Three Moroccan males and three spliffs en route, allegedly; police distracted by the whiff of Mary Jane to the point they let you past the checkpoint at Cambrai only 15 infamous minutes ahead of instructions to detain you.
Back a bit, before your marijuana mates picked you up, had you considered the very place where you were waiting, had you known about the broad boulevards and Baron Haussmann’s construction of modern Paris, designing out small-mindedness, supposedly, in a series of thoroughly modern thoroughfares, would it have made any difference?
Or, reading J-K Huysmans’ Against Nature and discussing the late nineteenth century Cult of Decadence at the Brussels bar you ran with your brother the bomber – perhaps this could have prompted a different outcome.
Maybe you’d done all these things anyway, with Les Fleurs du Mal as your Bible rather than the Koran – how else to explain the drinking, smoking, flirting only a few weeks before the Paris ‘jihad’?
And that vein of self-hatred – sticks out a mile – fits in perfectly with Charles Baudelaire, Paris poet prone to pungent cynicism.
My guess….likely no one taught you to read properly, more’s the pity.
(2) The Man In White, fugitive captured on CCTV shortly before bombs exploded at Brussels airport on Tuesday 22 March.
In an upside down world police wearing balaclavas are hunting the bad guy dressed in white.
Near the check-in desk at Zaventen, Mr White’s accessories included sunhat and glasses…and the two suicide bombers only seconds away from the atrocity that made their name.
Which need not be repeated here.
In hiding from the manhunt, is the Man In White now frightened and falling apart; or perhaps precisely the opposite?
The police photo of one of his sidekicks, arrested as a terrorism suspect and deported from Turkey before going on to detonate himself in Brussels, suggests this youth had never before felt more fully himself. What else could have made for such a strangely smiley mugshot – the smugshot, if not that he’s a big kid made up about finally meriting the attentions of the police?
Were their lives really such a tissue of pettiness that savagery became their moment of truth, the moment of their becoming? And if barbarism becomes them, perhaps it’s partly us who made them – these eggshell skulls, more suggestible than the rest, their susceptibility resting nonetheless on the successive failures of our ‘socialisation’.
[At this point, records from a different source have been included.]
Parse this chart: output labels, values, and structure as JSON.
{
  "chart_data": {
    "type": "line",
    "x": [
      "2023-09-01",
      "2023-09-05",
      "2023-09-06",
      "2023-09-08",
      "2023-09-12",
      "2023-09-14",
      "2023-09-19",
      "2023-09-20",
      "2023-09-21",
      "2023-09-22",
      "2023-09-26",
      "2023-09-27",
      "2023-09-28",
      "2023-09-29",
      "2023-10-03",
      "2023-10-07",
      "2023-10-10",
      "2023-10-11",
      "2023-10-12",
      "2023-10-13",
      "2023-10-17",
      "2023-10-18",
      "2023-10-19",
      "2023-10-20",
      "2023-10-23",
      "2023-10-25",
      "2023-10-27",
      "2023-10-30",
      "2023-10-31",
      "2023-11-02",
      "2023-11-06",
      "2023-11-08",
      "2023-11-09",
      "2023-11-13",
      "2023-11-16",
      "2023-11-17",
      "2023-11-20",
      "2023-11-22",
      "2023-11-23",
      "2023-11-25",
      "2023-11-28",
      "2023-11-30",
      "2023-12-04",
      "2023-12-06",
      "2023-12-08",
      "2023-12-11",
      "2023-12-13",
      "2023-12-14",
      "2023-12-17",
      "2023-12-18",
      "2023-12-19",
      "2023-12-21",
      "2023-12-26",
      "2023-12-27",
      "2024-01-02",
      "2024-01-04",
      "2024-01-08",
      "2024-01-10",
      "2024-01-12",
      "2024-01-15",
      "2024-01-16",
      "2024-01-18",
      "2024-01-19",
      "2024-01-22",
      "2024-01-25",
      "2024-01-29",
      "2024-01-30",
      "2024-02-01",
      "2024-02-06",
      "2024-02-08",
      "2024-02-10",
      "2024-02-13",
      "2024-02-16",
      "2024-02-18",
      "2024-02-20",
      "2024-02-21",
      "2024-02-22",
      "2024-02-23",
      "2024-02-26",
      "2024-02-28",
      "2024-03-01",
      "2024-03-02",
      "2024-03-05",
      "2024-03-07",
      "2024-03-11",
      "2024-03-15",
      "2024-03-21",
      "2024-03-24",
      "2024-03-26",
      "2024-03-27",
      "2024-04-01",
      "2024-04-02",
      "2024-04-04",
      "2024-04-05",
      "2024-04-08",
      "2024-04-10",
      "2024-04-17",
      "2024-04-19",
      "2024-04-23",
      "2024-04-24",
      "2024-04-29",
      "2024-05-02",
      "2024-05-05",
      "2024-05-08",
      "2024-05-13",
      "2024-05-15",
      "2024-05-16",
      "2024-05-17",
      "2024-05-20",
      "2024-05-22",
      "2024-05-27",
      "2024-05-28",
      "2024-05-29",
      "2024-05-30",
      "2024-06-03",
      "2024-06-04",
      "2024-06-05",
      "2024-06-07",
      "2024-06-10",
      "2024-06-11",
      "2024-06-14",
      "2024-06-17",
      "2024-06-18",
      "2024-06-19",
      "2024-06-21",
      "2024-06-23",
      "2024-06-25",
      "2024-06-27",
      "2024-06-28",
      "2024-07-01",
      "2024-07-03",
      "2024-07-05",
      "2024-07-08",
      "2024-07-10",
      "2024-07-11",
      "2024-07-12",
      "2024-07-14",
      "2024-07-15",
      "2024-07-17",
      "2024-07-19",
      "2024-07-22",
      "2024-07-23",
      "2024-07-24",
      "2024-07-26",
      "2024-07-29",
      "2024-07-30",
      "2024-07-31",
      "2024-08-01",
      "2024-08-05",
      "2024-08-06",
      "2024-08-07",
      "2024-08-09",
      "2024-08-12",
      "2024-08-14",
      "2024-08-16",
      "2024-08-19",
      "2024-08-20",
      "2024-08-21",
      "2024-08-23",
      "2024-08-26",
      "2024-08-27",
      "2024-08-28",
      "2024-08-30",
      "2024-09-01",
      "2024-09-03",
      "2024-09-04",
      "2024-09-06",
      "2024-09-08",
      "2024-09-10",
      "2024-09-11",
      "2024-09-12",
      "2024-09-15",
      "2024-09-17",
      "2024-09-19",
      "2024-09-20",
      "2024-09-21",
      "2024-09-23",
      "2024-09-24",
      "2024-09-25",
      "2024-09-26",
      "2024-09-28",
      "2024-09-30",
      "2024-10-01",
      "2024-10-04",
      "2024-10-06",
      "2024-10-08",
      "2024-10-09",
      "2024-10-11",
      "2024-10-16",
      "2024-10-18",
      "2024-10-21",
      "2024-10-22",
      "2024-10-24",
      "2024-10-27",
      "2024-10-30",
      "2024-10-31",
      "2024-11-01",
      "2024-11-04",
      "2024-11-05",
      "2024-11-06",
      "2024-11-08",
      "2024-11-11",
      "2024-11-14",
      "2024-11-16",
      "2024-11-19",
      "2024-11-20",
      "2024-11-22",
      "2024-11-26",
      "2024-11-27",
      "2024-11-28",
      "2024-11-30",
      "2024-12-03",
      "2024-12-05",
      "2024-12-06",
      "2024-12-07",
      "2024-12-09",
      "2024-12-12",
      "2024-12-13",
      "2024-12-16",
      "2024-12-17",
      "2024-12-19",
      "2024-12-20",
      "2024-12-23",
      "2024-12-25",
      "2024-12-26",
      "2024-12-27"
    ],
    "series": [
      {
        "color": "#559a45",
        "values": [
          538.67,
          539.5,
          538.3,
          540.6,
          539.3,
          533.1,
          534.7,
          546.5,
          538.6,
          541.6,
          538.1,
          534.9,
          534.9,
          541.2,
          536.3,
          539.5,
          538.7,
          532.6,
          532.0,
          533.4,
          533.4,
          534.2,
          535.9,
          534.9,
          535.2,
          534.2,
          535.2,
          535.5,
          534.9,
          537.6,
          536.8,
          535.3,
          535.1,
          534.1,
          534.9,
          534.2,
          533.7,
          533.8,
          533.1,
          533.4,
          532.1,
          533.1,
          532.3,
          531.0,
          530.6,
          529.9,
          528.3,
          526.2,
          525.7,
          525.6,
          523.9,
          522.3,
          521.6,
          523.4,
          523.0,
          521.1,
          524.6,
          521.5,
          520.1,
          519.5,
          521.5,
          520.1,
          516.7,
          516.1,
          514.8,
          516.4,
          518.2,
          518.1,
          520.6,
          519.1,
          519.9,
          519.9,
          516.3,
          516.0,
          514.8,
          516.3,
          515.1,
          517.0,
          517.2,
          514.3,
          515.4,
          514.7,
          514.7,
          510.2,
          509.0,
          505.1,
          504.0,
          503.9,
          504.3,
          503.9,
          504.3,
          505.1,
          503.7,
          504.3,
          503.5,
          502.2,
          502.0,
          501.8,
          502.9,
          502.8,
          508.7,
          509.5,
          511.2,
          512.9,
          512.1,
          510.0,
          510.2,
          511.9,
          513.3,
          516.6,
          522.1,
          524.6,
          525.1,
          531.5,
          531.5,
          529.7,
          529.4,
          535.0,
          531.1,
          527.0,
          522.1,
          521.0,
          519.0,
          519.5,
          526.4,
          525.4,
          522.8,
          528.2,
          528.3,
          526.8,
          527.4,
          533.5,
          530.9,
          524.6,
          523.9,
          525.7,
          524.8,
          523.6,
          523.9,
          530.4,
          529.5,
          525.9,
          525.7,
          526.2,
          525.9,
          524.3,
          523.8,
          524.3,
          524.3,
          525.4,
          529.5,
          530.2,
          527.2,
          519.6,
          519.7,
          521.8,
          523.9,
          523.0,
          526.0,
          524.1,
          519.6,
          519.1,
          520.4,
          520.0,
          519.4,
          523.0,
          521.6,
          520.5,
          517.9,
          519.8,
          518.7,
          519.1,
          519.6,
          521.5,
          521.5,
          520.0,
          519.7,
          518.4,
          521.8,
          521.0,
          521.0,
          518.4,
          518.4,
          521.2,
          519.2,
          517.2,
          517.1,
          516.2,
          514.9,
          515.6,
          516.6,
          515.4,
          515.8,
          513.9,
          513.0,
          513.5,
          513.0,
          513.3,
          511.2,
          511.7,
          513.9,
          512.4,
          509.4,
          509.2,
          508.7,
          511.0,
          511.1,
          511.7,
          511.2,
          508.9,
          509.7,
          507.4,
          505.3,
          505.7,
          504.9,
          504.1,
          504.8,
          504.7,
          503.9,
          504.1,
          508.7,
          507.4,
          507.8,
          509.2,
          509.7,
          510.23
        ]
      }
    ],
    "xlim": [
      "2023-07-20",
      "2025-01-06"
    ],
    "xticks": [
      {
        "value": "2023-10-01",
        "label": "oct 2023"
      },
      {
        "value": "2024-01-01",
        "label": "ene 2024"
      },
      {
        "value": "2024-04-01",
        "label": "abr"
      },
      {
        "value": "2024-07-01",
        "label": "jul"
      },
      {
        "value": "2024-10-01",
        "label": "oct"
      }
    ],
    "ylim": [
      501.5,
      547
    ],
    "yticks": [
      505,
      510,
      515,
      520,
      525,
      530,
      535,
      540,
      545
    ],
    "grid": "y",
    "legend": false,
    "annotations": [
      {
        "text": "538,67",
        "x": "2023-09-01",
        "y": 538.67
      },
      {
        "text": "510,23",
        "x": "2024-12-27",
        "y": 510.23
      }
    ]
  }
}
(3) Look Who’s Getting Away
The Brussels slaughter is held to be even more savage because those who did it had no reason to. John Kerry, Secretary of State of the United States of America, echoed this reasoning when he visited Belgium and dedicated himself to eliminating their ‘nihilistic beliefs…from the face of this earth’.
Leaving aside the semantic problem of ‘nihilistic beliefs’………
Look who’s talking. Apart from putting our faith in Hope – President Obama’s persuasive but brittle performance of Hope, since the turn of the century what sort of civilisation has the West been able to offer?
Having delivered his message, the Secretary of State got into his plane and went on his way.